There’s been a lot of change in the housing market in the last year and a half so Holden Lewis, home and mortgage expert at NerdWallet, says he thinks it’s foolhardy to forecast how housing prices will change. “It’s best not to try to time the market. If you wait on the expectation that prices will fall in a year or two, you might be disappointed.” Instead, buy now if you’re sure you’re ready and you can afford a home … it’s a highly personal question without a one-size-fits-all answer,” says Lewis.

And Denny Ceizyk, LendingTree’s senior staff writer for mortgage, recently told MarketWatch Picks that the decision of whether to buy now depends on whether you’re financially prepared for homeownership and how long you plan to live in the home you’re buying, because even if home prices dip, they generally recover in the long run. “While home prices are rising, interest rates remain [near] 60-year lows, making it much more affordable to buy higher-priced homes.
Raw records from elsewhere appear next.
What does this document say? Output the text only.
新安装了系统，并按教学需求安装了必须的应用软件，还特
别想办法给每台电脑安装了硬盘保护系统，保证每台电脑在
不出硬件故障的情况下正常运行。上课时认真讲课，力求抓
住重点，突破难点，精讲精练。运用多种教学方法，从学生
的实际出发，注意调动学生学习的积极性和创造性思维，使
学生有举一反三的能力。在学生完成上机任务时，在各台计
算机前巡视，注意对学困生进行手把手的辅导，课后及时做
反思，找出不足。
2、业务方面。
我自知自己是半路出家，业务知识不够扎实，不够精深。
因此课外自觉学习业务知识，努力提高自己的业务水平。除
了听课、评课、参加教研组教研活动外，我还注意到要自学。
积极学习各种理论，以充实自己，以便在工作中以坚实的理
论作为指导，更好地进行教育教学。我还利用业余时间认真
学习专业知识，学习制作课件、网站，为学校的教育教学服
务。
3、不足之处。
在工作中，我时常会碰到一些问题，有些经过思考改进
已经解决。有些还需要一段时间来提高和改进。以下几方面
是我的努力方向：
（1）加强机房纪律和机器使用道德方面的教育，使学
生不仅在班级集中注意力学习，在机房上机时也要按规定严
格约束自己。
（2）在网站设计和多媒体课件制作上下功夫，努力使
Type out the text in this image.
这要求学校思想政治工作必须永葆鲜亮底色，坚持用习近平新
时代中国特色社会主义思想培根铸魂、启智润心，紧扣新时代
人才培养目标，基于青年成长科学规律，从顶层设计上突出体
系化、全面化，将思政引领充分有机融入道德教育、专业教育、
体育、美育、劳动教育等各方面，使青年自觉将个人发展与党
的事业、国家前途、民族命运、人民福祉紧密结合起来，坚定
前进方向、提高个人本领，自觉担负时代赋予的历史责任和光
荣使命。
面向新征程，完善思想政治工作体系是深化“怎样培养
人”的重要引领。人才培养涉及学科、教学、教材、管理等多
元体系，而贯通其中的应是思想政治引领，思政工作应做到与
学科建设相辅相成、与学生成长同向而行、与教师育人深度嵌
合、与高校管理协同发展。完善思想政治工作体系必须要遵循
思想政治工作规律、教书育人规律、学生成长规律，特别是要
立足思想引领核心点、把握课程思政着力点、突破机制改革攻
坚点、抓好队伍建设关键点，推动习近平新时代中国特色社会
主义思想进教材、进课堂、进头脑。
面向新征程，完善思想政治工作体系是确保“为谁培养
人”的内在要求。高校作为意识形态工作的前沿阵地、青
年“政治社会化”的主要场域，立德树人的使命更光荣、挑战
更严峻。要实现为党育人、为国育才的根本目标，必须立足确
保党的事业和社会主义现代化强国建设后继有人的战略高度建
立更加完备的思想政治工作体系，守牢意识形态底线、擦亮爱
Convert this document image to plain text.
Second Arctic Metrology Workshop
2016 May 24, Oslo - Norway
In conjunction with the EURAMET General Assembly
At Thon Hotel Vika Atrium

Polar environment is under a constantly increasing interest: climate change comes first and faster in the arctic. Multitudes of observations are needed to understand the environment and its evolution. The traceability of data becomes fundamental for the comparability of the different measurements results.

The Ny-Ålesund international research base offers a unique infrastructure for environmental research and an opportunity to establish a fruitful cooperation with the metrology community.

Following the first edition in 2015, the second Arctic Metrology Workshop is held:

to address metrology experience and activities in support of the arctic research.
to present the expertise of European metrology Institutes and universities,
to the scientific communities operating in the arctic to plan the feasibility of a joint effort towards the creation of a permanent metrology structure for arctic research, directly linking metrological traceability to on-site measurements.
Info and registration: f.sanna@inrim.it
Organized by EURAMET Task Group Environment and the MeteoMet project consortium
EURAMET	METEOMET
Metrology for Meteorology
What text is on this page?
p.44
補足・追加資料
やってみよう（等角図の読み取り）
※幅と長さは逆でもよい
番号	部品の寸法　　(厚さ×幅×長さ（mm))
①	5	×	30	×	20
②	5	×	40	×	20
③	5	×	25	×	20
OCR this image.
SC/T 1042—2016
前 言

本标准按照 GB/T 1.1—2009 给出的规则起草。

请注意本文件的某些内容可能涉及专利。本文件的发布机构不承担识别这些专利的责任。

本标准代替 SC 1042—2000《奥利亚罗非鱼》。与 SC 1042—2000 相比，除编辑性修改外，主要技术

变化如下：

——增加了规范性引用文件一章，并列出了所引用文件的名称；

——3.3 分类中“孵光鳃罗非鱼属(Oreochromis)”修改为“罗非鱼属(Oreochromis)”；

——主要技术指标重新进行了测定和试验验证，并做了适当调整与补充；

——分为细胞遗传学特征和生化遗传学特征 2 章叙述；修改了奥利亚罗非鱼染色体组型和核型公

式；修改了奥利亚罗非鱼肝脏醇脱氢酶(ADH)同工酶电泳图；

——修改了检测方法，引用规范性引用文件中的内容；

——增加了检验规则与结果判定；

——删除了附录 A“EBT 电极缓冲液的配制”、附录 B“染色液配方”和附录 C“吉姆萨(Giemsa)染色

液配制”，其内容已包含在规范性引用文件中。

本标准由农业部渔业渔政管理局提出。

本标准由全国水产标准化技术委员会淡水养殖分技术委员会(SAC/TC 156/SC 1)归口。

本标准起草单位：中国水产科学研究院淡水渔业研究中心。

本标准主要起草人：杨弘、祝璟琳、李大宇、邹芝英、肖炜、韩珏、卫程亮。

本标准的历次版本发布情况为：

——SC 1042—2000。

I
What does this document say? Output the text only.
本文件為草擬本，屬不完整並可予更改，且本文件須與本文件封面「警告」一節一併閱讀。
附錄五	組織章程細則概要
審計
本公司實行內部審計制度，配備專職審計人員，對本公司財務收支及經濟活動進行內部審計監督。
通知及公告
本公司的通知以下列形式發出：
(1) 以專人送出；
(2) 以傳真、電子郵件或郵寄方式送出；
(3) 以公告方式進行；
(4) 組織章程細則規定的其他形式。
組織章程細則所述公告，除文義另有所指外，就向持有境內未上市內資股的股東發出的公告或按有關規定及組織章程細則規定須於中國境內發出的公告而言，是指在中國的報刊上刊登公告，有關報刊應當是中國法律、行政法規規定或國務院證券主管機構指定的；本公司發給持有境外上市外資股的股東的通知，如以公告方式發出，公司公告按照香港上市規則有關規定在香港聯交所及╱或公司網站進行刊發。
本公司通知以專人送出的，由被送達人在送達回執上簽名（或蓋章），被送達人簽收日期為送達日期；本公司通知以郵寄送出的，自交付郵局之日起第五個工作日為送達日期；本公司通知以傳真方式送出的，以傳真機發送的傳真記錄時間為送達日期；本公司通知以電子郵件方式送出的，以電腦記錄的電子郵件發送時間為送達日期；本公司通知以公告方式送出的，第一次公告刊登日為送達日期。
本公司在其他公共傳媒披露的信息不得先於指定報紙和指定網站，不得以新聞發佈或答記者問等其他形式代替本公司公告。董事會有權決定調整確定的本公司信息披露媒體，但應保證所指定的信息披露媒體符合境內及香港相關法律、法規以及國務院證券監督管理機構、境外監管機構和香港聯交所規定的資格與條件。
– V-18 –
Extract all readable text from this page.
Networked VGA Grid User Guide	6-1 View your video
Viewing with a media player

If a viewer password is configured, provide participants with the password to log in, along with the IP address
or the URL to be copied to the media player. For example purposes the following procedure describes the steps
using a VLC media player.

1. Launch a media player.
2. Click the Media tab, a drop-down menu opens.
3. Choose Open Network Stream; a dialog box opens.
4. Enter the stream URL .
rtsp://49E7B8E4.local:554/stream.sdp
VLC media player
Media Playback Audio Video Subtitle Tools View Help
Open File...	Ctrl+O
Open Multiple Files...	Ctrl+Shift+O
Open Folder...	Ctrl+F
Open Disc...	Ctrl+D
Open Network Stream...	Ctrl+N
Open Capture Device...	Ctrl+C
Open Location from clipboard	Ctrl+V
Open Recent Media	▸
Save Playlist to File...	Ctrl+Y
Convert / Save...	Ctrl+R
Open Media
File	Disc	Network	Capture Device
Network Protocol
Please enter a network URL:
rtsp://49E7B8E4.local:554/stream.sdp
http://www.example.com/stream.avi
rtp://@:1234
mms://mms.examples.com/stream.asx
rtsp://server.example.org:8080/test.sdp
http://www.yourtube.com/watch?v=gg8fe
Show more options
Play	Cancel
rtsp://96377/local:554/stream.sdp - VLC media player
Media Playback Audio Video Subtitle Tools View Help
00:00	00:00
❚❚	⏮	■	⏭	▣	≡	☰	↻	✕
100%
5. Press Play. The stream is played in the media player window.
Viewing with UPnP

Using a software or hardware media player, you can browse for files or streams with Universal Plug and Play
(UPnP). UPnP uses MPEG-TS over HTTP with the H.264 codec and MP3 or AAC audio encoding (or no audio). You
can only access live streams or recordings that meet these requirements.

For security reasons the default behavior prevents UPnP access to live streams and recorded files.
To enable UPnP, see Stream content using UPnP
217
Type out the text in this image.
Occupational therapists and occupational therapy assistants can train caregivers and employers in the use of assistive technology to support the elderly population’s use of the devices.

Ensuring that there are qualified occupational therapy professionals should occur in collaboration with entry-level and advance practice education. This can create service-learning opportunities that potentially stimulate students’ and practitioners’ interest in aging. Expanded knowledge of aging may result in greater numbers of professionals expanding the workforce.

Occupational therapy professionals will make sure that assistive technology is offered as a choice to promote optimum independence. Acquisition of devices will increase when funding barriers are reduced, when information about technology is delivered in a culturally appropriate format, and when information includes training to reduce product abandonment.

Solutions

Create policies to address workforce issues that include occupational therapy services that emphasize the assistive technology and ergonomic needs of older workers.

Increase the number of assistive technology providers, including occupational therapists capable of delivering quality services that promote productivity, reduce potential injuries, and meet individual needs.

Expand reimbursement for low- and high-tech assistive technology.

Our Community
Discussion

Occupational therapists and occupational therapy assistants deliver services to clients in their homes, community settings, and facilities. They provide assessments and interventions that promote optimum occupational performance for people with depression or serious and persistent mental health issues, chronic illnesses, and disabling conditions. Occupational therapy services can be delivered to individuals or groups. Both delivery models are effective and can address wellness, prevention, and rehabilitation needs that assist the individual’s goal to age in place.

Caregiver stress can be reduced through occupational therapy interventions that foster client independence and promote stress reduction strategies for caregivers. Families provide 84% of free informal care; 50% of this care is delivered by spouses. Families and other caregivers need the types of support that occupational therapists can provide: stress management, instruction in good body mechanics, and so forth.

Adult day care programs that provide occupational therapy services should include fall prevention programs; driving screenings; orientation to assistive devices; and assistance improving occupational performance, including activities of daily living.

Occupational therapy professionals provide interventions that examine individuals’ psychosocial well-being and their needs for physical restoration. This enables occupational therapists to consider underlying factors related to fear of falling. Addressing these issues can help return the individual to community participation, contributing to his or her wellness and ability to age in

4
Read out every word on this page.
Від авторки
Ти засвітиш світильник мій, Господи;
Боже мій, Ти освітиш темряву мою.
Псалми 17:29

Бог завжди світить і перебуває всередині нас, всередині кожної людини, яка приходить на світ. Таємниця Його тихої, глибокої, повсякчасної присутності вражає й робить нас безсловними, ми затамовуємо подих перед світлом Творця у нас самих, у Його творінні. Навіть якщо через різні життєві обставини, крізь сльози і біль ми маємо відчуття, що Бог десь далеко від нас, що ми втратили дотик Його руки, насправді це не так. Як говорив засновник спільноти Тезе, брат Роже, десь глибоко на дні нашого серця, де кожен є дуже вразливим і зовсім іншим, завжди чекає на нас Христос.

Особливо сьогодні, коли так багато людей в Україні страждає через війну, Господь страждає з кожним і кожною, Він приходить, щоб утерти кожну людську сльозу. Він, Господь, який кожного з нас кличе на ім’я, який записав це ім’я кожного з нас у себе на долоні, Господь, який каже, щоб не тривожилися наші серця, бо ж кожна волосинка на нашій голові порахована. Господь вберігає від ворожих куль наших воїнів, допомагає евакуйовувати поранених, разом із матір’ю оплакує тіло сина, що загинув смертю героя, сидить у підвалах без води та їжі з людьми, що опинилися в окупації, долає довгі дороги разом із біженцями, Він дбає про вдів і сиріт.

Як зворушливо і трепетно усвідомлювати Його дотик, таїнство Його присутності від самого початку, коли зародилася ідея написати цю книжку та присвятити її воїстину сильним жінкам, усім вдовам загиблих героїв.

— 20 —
At some point, inflation pressures could push mortgage rates higher, which argues for buying sooner than later,” says Ceizyk. But others disagree: Nicole Bachaud, economic data analyst at Zillow, recently told us: “The market today is very competitive and bidding wars are common in many areas of the country. With inventory trending up, waiting to buy could mean a more balanced market between buyers and sellers.” 

That said, if you’re ready to buy and stay long term, these may be some of the best mortgage rates you’ll get. But be sure to shop around to get the best rates , and find a home you can afford without too much stress on your budget. It’s also important to consider other costs like closing costs (these tend to run roughly 2-5% of the cost of the loan), insurance and property taxes.